Le premier contrat professionnel de Kaïl Boudache avec l'OGC Nice se fait attendre
Alors que ses coéquipiers plus jeunes, Everton et Brad Mantsounga, ont déjà paraphé leurs premiers contrats professionnels avec l'OGC Nice, Kaïl Boudache, l'ailier virevoltant de 19 ans, reste dans l'attente. Les négociations entre le club azuréen et l'entourage du joueur sont actuellement au point mort, principalement en raison de désaccords sur le volet financier.
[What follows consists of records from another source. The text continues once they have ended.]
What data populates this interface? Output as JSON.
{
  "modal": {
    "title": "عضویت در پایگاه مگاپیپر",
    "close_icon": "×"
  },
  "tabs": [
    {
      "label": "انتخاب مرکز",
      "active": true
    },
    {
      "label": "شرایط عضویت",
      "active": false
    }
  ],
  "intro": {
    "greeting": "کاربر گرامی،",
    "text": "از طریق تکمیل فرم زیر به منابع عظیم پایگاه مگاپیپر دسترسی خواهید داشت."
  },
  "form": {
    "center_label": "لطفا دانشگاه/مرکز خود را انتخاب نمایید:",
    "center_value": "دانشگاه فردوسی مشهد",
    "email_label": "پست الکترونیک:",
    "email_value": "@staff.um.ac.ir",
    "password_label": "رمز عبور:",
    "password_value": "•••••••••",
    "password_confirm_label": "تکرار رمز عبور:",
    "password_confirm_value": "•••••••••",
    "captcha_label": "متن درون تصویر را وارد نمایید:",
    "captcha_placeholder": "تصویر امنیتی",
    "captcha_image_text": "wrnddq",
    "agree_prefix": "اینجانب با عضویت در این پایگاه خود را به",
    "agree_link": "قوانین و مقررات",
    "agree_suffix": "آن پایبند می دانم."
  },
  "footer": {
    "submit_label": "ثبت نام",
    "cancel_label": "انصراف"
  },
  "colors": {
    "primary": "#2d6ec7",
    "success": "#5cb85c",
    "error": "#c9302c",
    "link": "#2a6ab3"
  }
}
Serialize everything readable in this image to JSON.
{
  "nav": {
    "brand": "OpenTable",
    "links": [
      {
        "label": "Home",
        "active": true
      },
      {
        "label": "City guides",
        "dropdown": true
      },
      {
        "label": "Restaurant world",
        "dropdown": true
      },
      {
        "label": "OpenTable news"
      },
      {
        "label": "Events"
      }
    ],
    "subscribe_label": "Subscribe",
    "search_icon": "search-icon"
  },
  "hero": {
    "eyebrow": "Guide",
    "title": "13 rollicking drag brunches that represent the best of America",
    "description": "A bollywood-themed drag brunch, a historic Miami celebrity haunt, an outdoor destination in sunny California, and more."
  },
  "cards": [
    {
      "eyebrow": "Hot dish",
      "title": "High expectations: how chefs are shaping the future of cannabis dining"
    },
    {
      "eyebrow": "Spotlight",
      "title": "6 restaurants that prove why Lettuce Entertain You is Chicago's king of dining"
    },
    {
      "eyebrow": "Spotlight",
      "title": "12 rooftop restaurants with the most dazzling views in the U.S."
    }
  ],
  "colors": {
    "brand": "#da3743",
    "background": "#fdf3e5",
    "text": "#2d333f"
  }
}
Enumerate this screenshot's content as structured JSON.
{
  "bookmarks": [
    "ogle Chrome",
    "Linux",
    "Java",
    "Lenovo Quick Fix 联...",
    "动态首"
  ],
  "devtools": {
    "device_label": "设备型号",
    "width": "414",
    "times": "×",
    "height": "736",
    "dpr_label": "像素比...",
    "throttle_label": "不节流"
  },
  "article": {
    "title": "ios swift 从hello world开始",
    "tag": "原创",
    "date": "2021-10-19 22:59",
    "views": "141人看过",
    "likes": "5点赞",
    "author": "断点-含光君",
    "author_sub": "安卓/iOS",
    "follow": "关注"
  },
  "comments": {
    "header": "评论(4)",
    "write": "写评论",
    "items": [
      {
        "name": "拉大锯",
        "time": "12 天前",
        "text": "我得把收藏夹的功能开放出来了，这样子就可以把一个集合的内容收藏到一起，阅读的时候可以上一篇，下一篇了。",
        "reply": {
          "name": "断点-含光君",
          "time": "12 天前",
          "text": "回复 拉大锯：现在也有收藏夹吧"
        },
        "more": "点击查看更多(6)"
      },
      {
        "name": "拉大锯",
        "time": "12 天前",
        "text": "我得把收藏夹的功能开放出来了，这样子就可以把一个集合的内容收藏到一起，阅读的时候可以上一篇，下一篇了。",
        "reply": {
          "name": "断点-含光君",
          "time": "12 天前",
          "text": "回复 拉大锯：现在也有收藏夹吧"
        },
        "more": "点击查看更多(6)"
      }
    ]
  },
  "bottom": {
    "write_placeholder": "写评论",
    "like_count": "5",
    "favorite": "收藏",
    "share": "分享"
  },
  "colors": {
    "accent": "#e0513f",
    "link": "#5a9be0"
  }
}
Des performances en baisse et des discussions difficiles
Le natif d'Alès, recruté sur la Côte d'Azur en 2022, a montré des signes de promesse lors de ses débuts en professionnel, marquant deux buts en 545 minutes de jeu sous la direction de Claude Puel. Cependant, ses deux dernières apparitions, contre Angers et le Paris Saint-Germain, ont été moins convaincantes. Cette baisse de régime coïncide avec les négociations tendues autour de son avenir.
Le clan Boudache, jugé gourmand sur les aspects financiers par les dirigeants niçois, réclamerait non seulement une offre supérieure à celle de ses jeunes coéquipiers, mais aussi des garanties sur la composition de l'effectif pour les saisons à venir. Une demande complexe pour un club actuellement en lutte pour le maintien et face à une réorganisation estivale.
Le club maintient sa position fermeFlorian Maurice et Maurice Cohen, responsables des négociations pour l'OGC Nice, ont prévu de nouvelles discussions prochainement. Le club affirme sa volonté de rester ferme, comme il l'a fait avec Terem Moffi et Jérémie Boga, tout en espérant aboutir à un accord cohérent. L'OGC Nice met en avant le climat de confiance et la stabilité offerts au joueur, qui a déjà connu des sélections en équipe de France U17 et des apparations en N3.
Des précédents aux issues variées
Cette situation rappelle des antécédents au sein du club. En 2021, les entourages de Salim Ben Seghir et Bilal Nadir avaient réclamé un million d'euros à la signature, une demande à laquelle l'OM avait accédé. Les parcours ont ensuite divergé : Ben Seghir a été cédé anonymement en Suisse, tandis que Nadir a prospéré. Plus récemment, en 2024, Fabrice Bocquet avait dû déroger aux règles salariales pour prolonger Antoine Mendy.
Aujourd'hui, l'OGC Nice, contraint par des réalités économiques, privilégie la confiance et une gestion rigoureuse pour construire son avenir. Les parties espèrent trouver un terrain d'entente, mais le temps presse pour le jeune talent, dont la carrière professionnelle est en suspens.